The goals
The Knowlective project aims to define an approach and a set of tools to help a large, potentially disparate group to think together and reach a common decision on complex issues. We want the decision process to be inclusive, and favour true deliberation. In particular, we aim that:
- The process must scale to a very large number of participants
- Any of the participants may bring new issues and options to the table
- Participants should know when their contribution has been heard
- The process should favour mutual understanding over quick decisions
- Decisions should correspond to a genuine commitment of the parties
- The tool must provide a structured, condensed overview of the main options and their status:
- whether any of the options has been duly considered
- in what measure have some participants declared support for an option
- in what measure have some other participants declared support for objections against an option
Subject to the following constraints and obstacles:
- There might be no initial agreement on goals around a shared issue
- There might never be agreement on goals
- Yet it should be possible to define an appropriate moment to draw provisional conclusions for action
- The number of participants means that no participant can be expected to read all contributions
- Some of the participants may have no initial training in deliberation methods
- Some parts of the arguments may require specialized knowledge that some participants will not have
- Some participants may attempt to hijack or bog down the process with spurious input
- Formulation of some options might not be clear, leading to rounds of reformulation
- Participants may re-examine their support for an option that has been formulated
- Participants may be confused by a high number of subtly different proposals
- The participants may be stop participating if they feel the process is too slow, too demanding, or not progressing
How?
Though there is no magic answer to fit all these requirements, we propose to explore an approach that combines elements of existing informal online discussion platforms (blogs, forums) and more structured approaches to deliberation (IBIS) through collective semantic annotation. Broadly, untrained participants can post unstructured proposals, which more experienced participants could then link to a formal model of the known option. Participants also have the option of simply expressing support for options in the formal model, which should be presented in a clear and synthetic form. Support for options, however, is not given simply as a vote; participants also have the option of expressing their support in the form of contributions they would make to the realization of that option, were it to be agreed upon. (This can also take the form of financial contributions, which would then be treated as a participatory budget.) This should help favour options that parties are committed about. Similarly, commitment against a controversial option should be identified.
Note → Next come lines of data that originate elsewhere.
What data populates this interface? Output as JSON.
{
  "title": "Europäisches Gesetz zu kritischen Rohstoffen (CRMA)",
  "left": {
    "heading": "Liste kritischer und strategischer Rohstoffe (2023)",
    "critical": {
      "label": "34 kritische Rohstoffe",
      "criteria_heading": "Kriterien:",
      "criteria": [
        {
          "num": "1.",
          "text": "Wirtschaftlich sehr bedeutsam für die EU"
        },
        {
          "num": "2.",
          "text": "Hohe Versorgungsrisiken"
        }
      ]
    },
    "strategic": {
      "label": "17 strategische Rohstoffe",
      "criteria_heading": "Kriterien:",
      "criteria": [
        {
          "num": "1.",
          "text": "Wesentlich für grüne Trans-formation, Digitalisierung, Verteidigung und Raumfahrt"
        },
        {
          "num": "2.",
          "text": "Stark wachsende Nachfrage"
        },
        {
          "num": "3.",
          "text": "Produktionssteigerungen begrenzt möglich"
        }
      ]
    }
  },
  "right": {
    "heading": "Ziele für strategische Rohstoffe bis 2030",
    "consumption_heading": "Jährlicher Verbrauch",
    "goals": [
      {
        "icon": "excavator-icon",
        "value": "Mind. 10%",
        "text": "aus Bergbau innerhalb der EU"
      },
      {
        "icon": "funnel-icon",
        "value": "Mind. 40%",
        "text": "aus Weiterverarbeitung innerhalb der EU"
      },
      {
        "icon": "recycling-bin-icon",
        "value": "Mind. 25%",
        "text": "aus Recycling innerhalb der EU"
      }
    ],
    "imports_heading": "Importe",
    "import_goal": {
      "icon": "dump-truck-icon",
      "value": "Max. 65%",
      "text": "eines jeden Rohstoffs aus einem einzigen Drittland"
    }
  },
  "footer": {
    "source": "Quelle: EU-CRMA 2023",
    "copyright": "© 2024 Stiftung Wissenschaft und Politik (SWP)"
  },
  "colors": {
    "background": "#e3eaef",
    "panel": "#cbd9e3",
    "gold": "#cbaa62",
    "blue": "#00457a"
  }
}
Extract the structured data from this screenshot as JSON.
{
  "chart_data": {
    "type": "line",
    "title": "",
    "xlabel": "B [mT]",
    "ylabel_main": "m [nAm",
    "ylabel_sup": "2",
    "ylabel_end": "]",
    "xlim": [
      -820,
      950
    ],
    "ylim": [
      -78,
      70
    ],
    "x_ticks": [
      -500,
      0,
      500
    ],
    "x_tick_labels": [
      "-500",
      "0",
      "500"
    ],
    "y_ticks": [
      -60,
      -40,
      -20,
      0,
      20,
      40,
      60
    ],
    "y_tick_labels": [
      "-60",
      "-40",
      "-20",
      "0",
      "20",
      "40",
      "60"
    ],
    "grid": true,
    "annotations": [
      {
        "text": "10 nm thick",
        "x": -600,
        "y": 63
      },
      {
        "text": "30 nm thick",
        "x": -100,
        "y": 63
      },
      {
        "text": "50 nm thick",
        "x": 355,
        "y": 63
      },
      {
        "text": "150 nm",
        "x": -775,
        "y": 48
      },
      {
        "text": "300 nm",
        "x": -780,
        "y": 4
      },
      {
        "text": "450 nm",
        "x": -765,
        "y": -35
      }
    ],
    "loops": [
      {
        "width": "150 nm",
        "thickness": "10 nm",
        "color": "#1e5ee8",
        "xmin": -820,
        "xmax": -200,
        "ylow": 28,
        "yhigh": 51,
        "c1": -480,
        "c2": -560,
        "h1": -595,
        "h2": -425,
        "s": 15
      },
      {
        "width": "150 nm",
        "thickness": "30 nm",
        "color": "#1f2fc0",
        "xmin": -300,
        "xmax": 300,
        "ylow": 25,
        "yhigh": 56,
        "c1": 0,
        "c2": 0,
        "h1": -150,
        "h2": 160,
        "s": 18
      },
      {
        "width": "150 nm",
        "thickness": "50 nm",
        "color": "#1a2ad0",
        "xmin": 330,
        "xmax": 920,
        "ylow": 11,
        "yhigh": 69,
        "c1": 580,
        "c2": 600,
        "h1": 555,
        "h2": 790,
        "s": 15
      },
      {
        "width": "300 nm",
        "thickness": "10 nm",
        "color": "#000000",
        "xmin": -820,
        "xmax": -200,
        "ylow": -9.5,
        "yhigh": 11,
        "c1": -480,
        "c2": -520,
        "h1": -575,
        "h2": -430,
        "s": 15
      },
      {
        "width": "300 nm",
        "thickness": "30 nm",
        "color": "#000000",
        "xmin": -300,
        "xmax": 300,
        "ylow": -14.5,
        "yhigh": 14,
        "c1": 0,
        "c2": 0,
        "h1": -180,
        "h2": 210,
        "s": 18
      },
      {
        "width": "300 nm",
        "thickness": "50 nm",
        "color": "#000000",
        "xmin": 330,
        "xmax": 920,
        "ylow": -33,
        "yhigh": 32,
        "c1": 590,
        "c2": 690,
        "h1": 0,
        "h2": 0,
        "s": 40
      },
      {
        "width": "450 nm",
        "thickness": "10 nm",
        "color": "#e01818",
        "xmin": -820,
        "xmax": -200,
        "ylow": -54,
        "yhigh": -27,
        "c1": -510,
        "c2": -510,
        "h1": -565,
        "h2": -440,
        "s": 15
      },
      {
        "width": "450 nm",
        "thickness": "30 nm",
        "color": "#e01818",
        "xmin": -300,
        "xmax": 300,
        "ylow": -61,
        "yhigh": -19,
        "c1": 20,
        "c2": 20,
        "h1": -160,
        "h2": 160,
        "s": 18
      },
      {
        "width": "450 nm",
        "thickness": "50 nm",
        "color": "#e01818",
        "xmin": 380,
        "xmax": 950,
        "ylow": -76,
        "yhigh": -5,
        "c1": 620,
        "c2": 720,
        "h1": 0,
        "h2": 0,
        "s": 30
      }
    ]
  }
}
This support structure also gives an incentive for experienced participants to analyse unstructured proposals. If the original poster and the experienced participant both agree to link the post to an existing, similar option that the latter champions, this gives added support to the option (or to elements common to two similar options.) In the case of an entirely new option, the task of structuring the proposal could be undertaken by a (group of) disinterested experienced participants, or the inexperienced participant could even ask the experienced ones to help with the formalism in exchange for support.